Ülkede Bakanlar çıkıp “Evet çıkmazsa, iç savaş çıkar.” diyor. Valiler Hayır çalışmasını yasaklamaya kalkıyor. AKP’li belediyelerde, ilçe binalarında otomatik tüfeklerle, tabancalarla sosyal medyaya konulmak üzere pozlar veriliyor. “Hayır da bir olasılıktır, elbette kabulümüzdür” diyen tek bir AKP’li yok. Topunun dilinde iç savaş tehdidi. Erdoğan ise beş tane şakşakçı topladığı meydanlarda halen dalga geçercesine “Bunun diktatörlükle ne alakası var?” diyebiliyor.
İşin doğası bu. Hiç öyle yapılanlara şaşırmamak gerek. Zaten şaşırtıcı olan özgürce alanlarda, sokaklarda Hayır çalışması yapabilmek olurdu. Eğer onca hırsız, katil, para babası sokaklarda Hayır diyen insanların söz ve eylem özgürlüğünü, ifade hakkını düşünseydi, oturup bizim Hayır’ın doğru bir seçenek olup olmadığını sorgulamamız gerekirdi.
Hayır’ın Olasılığı ve İmkanları
Referandum kararı alındığında “Bu da sandıktan geçer” diye umutsuzlananlar şimdi “Hayır çıkacak” diyor. Gün ve gün Hayır’a duyulan inanç artıyor. Hayır çalışmalarına yapılan baskı, Hayır’ı daha da gürleştirmekten başka hiçbir şeye yaramıyor. İnsanlar birbirine daha çok kenetleniyor, baskı görenler daha geniş bir çevre tarafından sahipleniyor.
Gerçekten de toplumda başkanlık referandumuna karşı ciddi bir tepki gelişiyor. Artık insanlar meseleyi o’cu, bu’cu olmaktan öte, yaşam meselesi olarak görüyor. AKP içerisinde ve tabanında da referanduma tepkili büyük bir kesim var. Her şeyden önce, Hayır’ın ciddi psikolojik üstünlüğü var. Evet diyenler neye evet diyeceği ile ilgili hiçbir fikir sahibi değilken, Hayır oyu kullanacaklar ise gayet bilinçli. Mevcut durum, AKP’nin dalaverelerini hesaba katmazsak, Hayır’dan yana gözüküyor. Böylesi bir durumda sandıktan Evet’in çıkması, ancak ciddi bir oy hırsızlığının sonucunda gelişebilir. İşte Hayır, o kadar mümkün.

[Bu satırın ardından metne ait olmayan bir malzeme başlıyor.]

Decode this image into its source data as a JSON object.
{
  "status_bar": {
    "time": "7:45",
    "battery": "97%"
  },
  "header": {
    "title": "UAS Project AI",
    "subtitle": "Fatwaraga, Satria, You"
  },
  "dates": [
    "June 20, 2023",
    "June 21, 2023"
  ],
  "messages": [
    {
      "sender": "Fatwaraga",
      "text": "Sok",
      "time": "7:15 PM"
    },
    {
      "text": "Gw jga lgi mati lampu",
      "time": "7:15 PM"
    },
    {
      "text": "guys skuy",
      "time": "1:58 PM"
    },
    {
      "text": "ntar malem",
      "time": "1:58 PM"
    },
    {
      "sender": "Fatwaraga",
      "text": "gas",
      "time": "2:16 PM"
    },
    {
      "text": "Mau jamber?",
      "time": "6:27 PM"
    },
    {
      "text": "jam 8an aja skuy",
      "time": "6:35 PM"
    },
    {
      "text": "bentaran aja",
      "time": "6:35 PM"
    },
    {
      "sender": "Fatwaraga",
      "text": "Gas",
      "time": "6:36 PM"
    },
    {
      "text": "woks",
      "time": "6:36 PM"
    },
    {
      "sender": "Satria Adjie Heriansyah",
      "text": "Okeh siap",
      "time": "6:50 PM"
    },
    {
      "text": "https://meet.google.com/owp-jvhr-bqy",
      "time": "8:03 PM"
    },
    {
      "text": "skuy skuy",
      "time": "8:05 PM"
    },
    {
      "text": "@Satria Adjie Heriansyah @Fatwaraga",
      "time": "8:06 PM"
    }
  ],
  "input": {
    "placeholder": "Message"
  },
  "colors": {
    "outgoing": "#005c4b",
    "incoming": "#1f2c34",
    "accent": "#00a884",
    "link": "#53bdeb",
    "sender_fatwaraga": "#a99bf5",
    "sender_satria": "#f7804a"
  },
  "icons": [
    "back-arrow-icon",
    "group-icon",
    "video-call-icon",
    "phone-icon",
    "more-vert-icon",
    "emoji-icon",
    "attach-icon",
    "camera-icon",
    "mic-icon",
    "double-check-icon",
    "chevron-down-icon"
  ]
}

Toplumda çok elverişli bir politik ortam mevcut. Sol belki de on yıllardır yakalayamadığı imkanlar ile karşı karşıya. Mevcut olanakların doğru şekilde kullanılması belki de solu çok güçlü bir muhalefet haline getirecektir. Onca yıldır alınamayan yol, şu kısa zamanda kolayca katedilecek; halk ile yeniden buluşulacaktır. Toplumda bunun olanağı şu an mevcut. Hayır’ın toplumdaki meşruluğu ve olasılığının bu sebeple iyi kullanılması gerekir.AKP karşısındaki psikolojik üstünlük ve politik hassasiyet gayet gelişime açıktır.
Nasıl Bir Hayır?
Hayır tarafı bilindiği üzere çok çeşitli görüş ve eğilimler barındırıyor. İçerisinde kendince birbirinden farklı politik argümanları olan yapılar var. CHP’sinden devrimcilerine-yurtseverlerine, MHP içerisindeki muhalif kanadından (ki herhalde azımsanmayacak bir kesim olduğu ifade ediliyor) Saadet Partisi’ne, Furkan Vakfı gibi yapılarına kadar geniş bir kesim Hayır diyecek. Böylesi geniş bir çeşitlilik içerisinde devrimcilerin Hayır’ı ise ayrı bir önem taşımaktadır.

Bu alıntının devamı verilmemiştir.